Ya Allah, dia gadis yang baik. Jadikan dia kekasih-Mu, tanamkan berjuta
benih cinta dihatinya kepada-Mu, agar setiap gerak dan langkahnya dapat meniru
utusan-Mu yang teragung, Nabi Muhammad SAW. Hingga terbimbimlah semua apa yang
akan dia lakukan dan katakan. Kalau bukan kepada-Mu wahai Dzat yang Maha Pengasih,
kepada siapa lagi hamba merintihkan ketidakmampuan hamba ini.
Bentang garis kehidupan ini telah nyaris sempurna dilalui olehnya. Suka
dan duka rasa-rasanya telah dia lahap dengan ketangguhan jiwa yang luar biasa. Sebagai
seorang laki-laki diriku telah dikalahkan telah oleh dirinya. Semangat untuk
menjadi seorang “Khadijah” jelas tergambar dari sorot matanya yang teduh,
senyumnya yang menentramkan jiwa, dan lembut caranya menyentuh.
Aku hanya mencoba memposisikan diri agar terlihat mirip dengan tindak-tanduknya. Mirip, hanya sekedar
mirip. Namun kadar beban tentulah lebih berbobot dengan apa yang dia tanggung.
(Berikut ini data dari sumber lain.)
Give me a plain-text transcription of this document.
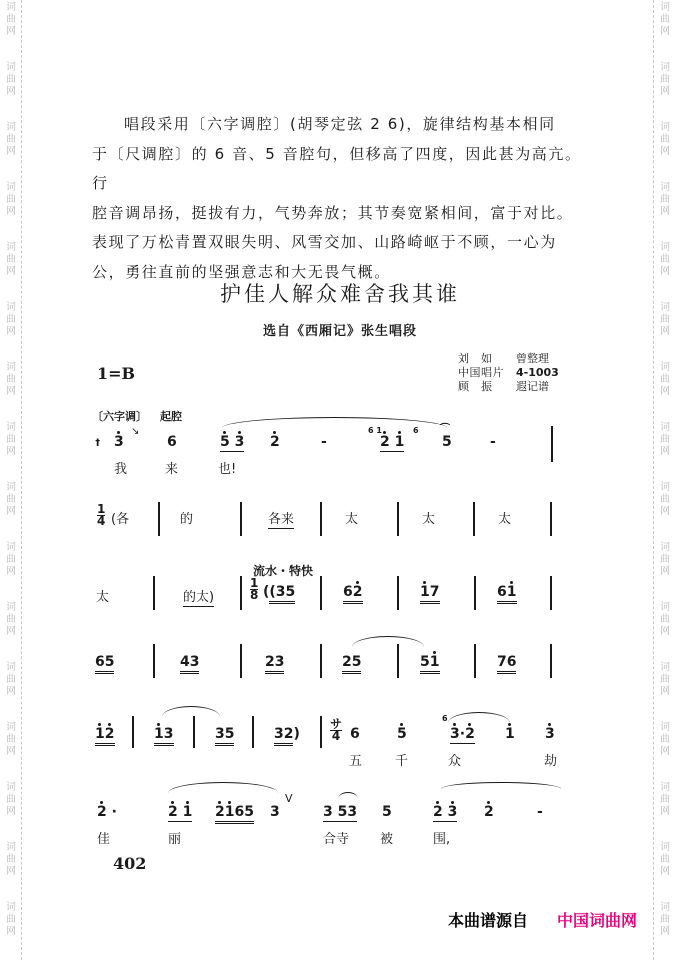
词
曲
网
词
曲
网
词
曲
网
词
曲
网
词
曲
网
词
曲
网
词
曲
网
词
曲
网
词
曲
网
词
曲
网
词
曲
网
词
曲
网
词
曲
网
词
曲
网
词
曲
网
词
曲
网
词
曲
网
词
曲
网
词
曲
网
词
曲
网
词
曲
网
词
曲
网
词
曲
网
词
曲
网
词
曲
网
词
曲
网
词
曲
网
词
曲
网
词
曲
网
词
曲
网
词
曲
网
词
曲
网

唱段采用〔六字调腔〕(胡琴定弦 2 6)，旋律结构基本相同

于〔尺调腔〕的 6 音、5 音腔句，但移高了四度，因此甚为高亢。行

腔音调昂扬，挺拔有力，气势奔放；其节奏宽紧相间，富于对比。

表现了万松青置双眼失明、风雪交加、山路崎岖于不顾，一心为

公，勇往直前的坚强意志和大无畏气概。

护佳人解众难舍我其谁
选自《西厢记》张生唱段
1=B
刘　如	曾整理
中国唱片	4-1003
顾　振	遐记谱
〔六字调〕 起腔
ꝉ 3
↘
6	5 3 2	-
6 1
2 1
6 ⌒
5	-
我	来	也!
$\frac{1}{4}$ (各	的	各来	太	太	太
流水・特快
太	的太)	$\frac{1}{8} ((35$	62	17	61
65	43	23	25	51	76
12	13	35	32)	$\frac{\text{サ}}{4} 6$	5
6
3·2 1 3
五	千	众	劫
2 ·	2 1 2165 3
V
3 53 5	2 3 2	-
佳	丽	合寺 被	围,
402
本曲谱源自 中国词曲网
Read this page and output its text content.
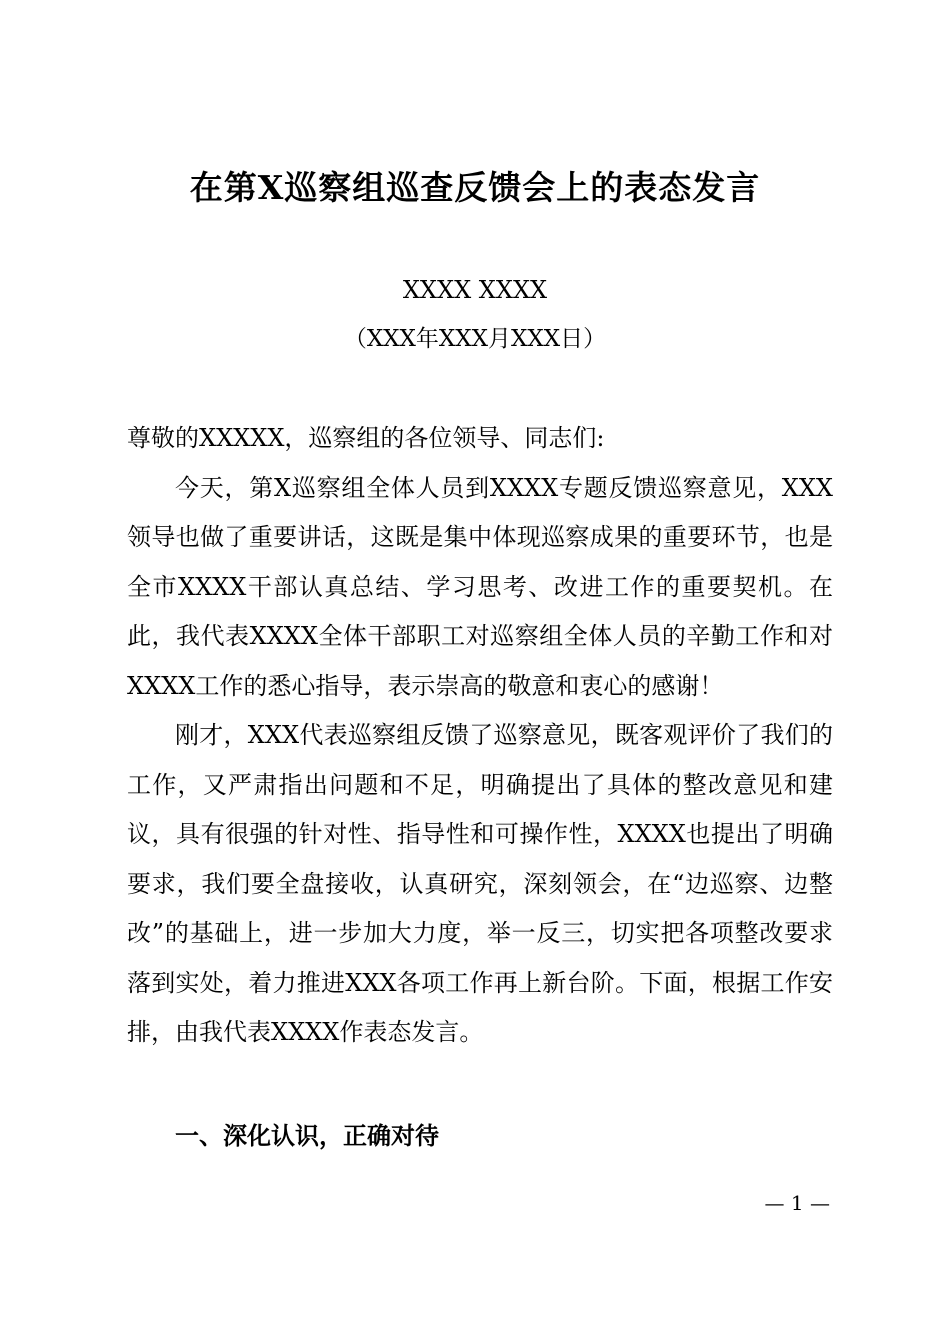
在第X巡察组巡查反馈会上的表态发言
XXXX XXXX
（XXX年XXX月XXX日）

尊敬的XXXXX，巡察组的各位领导、同志们:

今天，第X巡察组全体人员到XXXX专题反馈巡察意见，XXX领导也做了重要讲话，这既是集中体现巡察成果的重要环节，也是全市XXXX干部认真总结、学习思考、改进工作的重要契机。在此，我代表XXXX全体干部职工对巡察组全体人员的辛勤工作和对XXXX工作的悉心指导，表示崇高的敬意和衷心的感谢！

刚才，XXX代表巡察组反馈了巡察意见，既客观评价了我们的工作，又严肃指出问题和不足，明确提出了具体的整改意见和建议，具有很强的针对性、指导性和可操作性，XXXX也提出了明确要求，我们要全盘接收，认真研究，深刻领会，在“边巡察、边整改”的基础上，进一步加大力度，举一反三，切实把各项整改要求落到实处，着力推进XXX各项工作再上新台阶。下面，根据工作安排，由我代表XXXX作表态发言。

一、深化认识，正确对待
— 1 —
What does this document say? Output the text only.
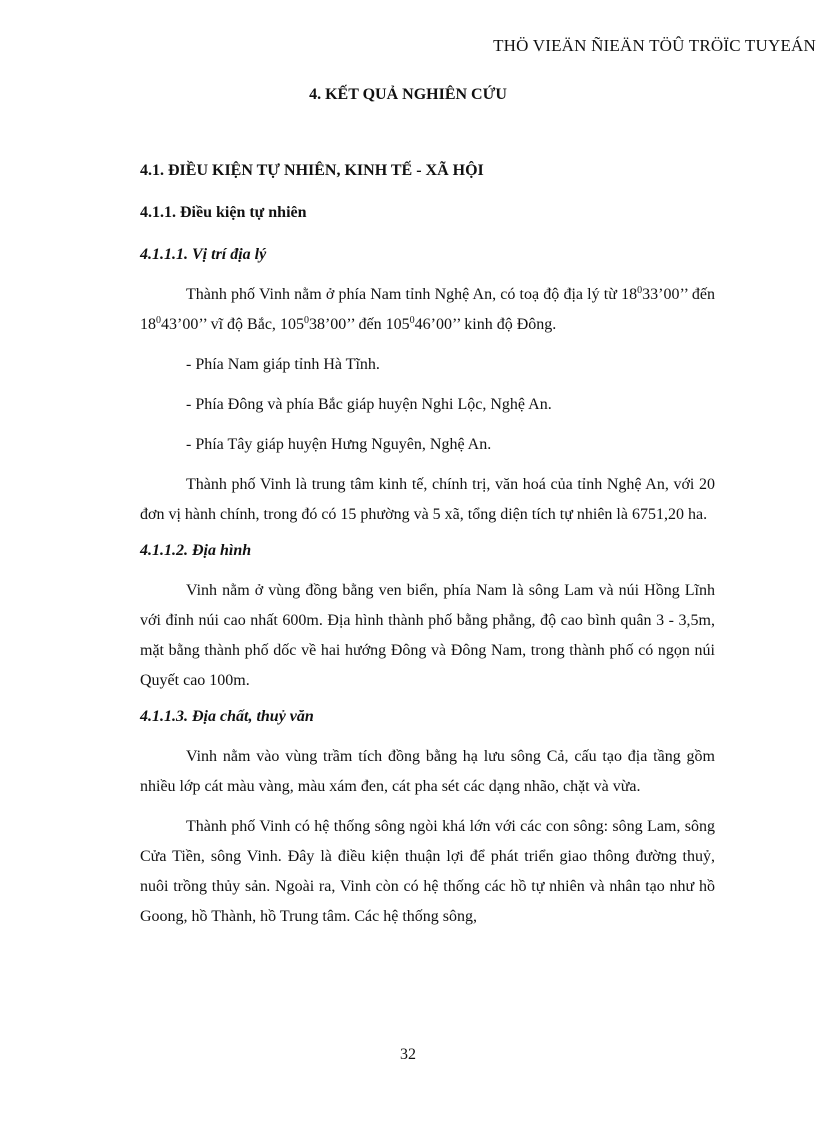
THÖ VIEÄN ÑIEÄN TÖÛ TRÖÏC TUYEÁN
4. KẾT QUẢ NGHIÊN CỨU
4.1. ĐIỀU KIỆN TỰ NHIÊN, KINH TẾ - XÃ HỘI
4.1.1. Điều kiện tự nhiên
4.1.1.1. Vị trí địa lý
Thành phố Vinh nằm ở phía Nam tỉnh Nghệ An, có toạ độ địa lý từ $18^033’00$’’ đến $18^043’00$’’ vĩ độ Bắc, $105^038’00$’’ đến $105^046’00$’’ kinh độ Đông.
- Phía Nam giáp tỉnh Hà Tĩnh.
- Phía Đông và phía Bắc giáp huyện Nghi Lộc, Nghệ An.
- Phía Tây giáp huyện Hưng Nguyên, Nghệ An.
Thành phố Vinh là trung tâm kinh tế, chính trị, văn hoá của tỉnh Nghệ An, với 20 đơn vị hành chính, trong đó có 15 phường và 5 xã, tổng diện tích tự nhiên là 6751,20 ha.
4.1.1.2. Địa hình
Vinh nằm ở vùng đồng bằng ven biển, phía Nam là sông Lam và núi Hồng Lĩnh với đỉnh núi cao nhất 600m. Địa hình thành phố bằng phẳng, độ cao bình quân 3 - 3,5m, mặt bằng thành phố dốc về hai hướng Đông và Đông Nam, trong thành phố có ngọn núi Quyết cao 100m.
4.1.1.3. Địa chất, thuỷ văn
Vinh nằm vào vùng trầm tích đồng bằng hạ lưu sông Cả, cấu tạo địa tầng gồm nhiều lớp cát màu vàng, màu xám đen, cát pha sét các dạng nhão, chặt và vừa.
Thành phố Vinh có hệ thống sông ngòi khá lớn với các con sông: sông Lam, sông Cửa Tiền, sông Vinh. Đây là điều kiện thuận lợi để phát triển giao thông đường thuỷ, nuôi trồng thủy sản. Ngoài ra, Vinh còn có hệ thống các hồ tự nhiên và nhân tạo như hồ Goong, hồ Thành, hồ Trung tâm. Các hệ thống sông,
32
Semisal, dia bekerja duduk berjam-jam di sebuah kantor, aku mencoba
menyamainya walau dudukku di sebuah warnet. Dia bolak-balik dari majelis
menuntut ilmu agama, aku pun mencoba melakukan hal yang sama. Lelah matanya
menatap buku-buku kuliah, aku mulai membeli buku-buku agar lelah matanya dapat
pula kurasakan. Otaknya berpikir begitu keras untuk menyelesaikan tugas akhir
kuliah, yang kadang membuat turun semangatnya. Aku mencoba menyamai dengan
menulis cerpen, esai dan artikel untuk dirikim ke media masa atau media online,
walaupun selalu ditolak. Dia jauh dari orang tua dan adik-adiknya, pun sama
dengan yang kurasakan.
Kusadari dia di sana akan sulit berrekreasi sekedar melepas penat, karena
di sana, tirai gedung-gedung pencakar langit terlalu padat. Harus menempuh
jarak yang cukup jauh bila ingin melihat debut ombak atau hijaunya pohon tanpa
terhalangi oleh congkaknya gedung-gedung pencakar langit itu. Aku memahami dan
mengerti akan hal itu. Disini aku pun putuskan untuk mengurangi pergi rekreasi
dan memilih di rumah menulis kerinduan kepadanya. Kalaupun aku sedang pergi
rekreasi, entah kenapa pikiranku selalu berkata, “Apa yang sekarang dia lakukan
sekarang? Apakah melakukan seperti yang aku lakukan sekarang?”.
Ah, betapapun yang kulakukan tentulah tak sepadan dengan letih yang
dideranya. Aku hanya ingin ikut sedikit merasakan keletihannya. Mana bisa aku
tertawa lepas, namun nun jauh disana dia sedang berjuang keras.
Keringat dan airmatanya terlalu berharga jika hanya menetes dan raib ditelan
di permukaan bumi. Sering aku berimajinasi mengusap keringat di dahinya dan
linang air matanya dengan tanganku sendiri, agar getir letih perjuangannya menyatu
dengan peluhku. Hingga dapat benar-benar kurasakan lebih mendalam apa yang dia
rasakan.
Duhai Allah, Engkau Maha Tahu. Jadikan setiap bulir tetes air mata yang
telah mengembun menjadi penghapus segala dosa-dosanya dan menjadi pembersih
kotoran di hatinya. Jadikan keringat yang telah menguap ke angkasa sebagai
peninggi derajatnya di sisiMu.
Oh Tuhanku, Engkau yang maha pengabul segala doa. Sekali lagi, Ya Allah,
jadikan dia kekasih-Mu.
Ditulis saat genderang binatang malam mulai riuh jelas terdengar, di dukuh Dapalangu tanggal 17 Mei 2015.